Они решили полагаться только на свои силы. Это казалось самым безопасным в тот момент, к тому же они питались натуральными продуктами. В добавлении к ферме, как сказала Пайпер, люди приводили к Айзеку свой скот, страдающий как физически, так и умственно, потому что они знали, что он сможет помочь им. В те дни считалось роскошью забивать больное или опасное животное. Поэтому люди в округе добродушно называли его Знахарем.

А затем она рассказала мне про себя — как она влюбилась в Джонатана, как он учился на врача и что она сама тоже хочет быть врачом. Университеты снова открылись, но лист ожидания был таким длинным, что Пайпер думала, что, возможно, ее не примут в этом году.
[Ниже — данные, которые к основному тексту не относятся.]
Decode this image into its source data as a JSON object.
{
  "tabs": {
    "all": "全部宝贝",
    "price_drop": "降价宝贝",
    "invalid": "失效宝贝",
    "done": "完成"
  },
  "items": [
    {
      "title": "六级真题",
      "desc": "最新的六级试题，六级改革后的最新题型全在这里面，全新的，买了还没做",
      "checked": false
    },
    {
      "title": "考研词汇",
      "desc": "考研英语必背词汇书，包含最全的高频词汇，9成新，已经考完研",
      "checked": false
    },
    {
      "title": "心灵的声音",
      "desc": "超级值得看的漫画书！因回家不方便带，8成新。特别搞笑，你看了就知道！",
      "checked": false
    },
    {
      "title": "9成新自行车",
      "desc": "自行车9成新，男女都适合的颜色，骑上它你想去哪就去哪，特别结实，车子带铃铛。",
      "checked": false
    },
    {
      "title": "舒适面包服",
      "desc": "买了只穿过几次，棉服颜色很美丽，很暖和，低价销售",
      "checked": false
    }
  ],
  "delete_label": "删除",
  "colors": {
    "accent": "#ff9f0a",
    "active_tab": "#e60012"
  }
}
По тому, как она рассказывала это, я могла сказать, что это не было похоже на временную подростковую влюбленность. Разве другого можно было ожидать от Пайпер? Он сказала мне, что он любит ее. Конечно же, любит. Я сказала, что с нетерпением жду встречи с ним, и это было правдой.

Мы поднимались последние сто метров в тишине. Подойдя к подъездной дорожке, я увидела медовую черепицу дома. Я сильнее сжала руку Пайпер, мое сердце бешено забилось, каждый удар был таким сильным, что кровь приливала к моим ушам.

Айзек поприветствовал нас, держа за ошейник бордер-колли.

Он улыбался, когда я обняла его. От него исходил такой знакомый запах. Он подрос, стал тихим, стройным и сильным.

— Я хотел встретить тебя, — сказал он мрачно. — Но Пайпер не разрешила. Ты же знаешь, она очень ревнивая. — И он улыбнулся нам.

Полагаю, это предложение стало самым длинным из всех, которые я когда-либо слышала от него. Оно сопровождалось знакомым наклоном головы и слегка поднятыми бровями. Я почувствовала, как земля раскрывается подо мной, настолько сильным были воспоминание и страх.

— Пойдем, — сказала Пайпер, снова беря меня за руку. — Пойдем к Эдмунду.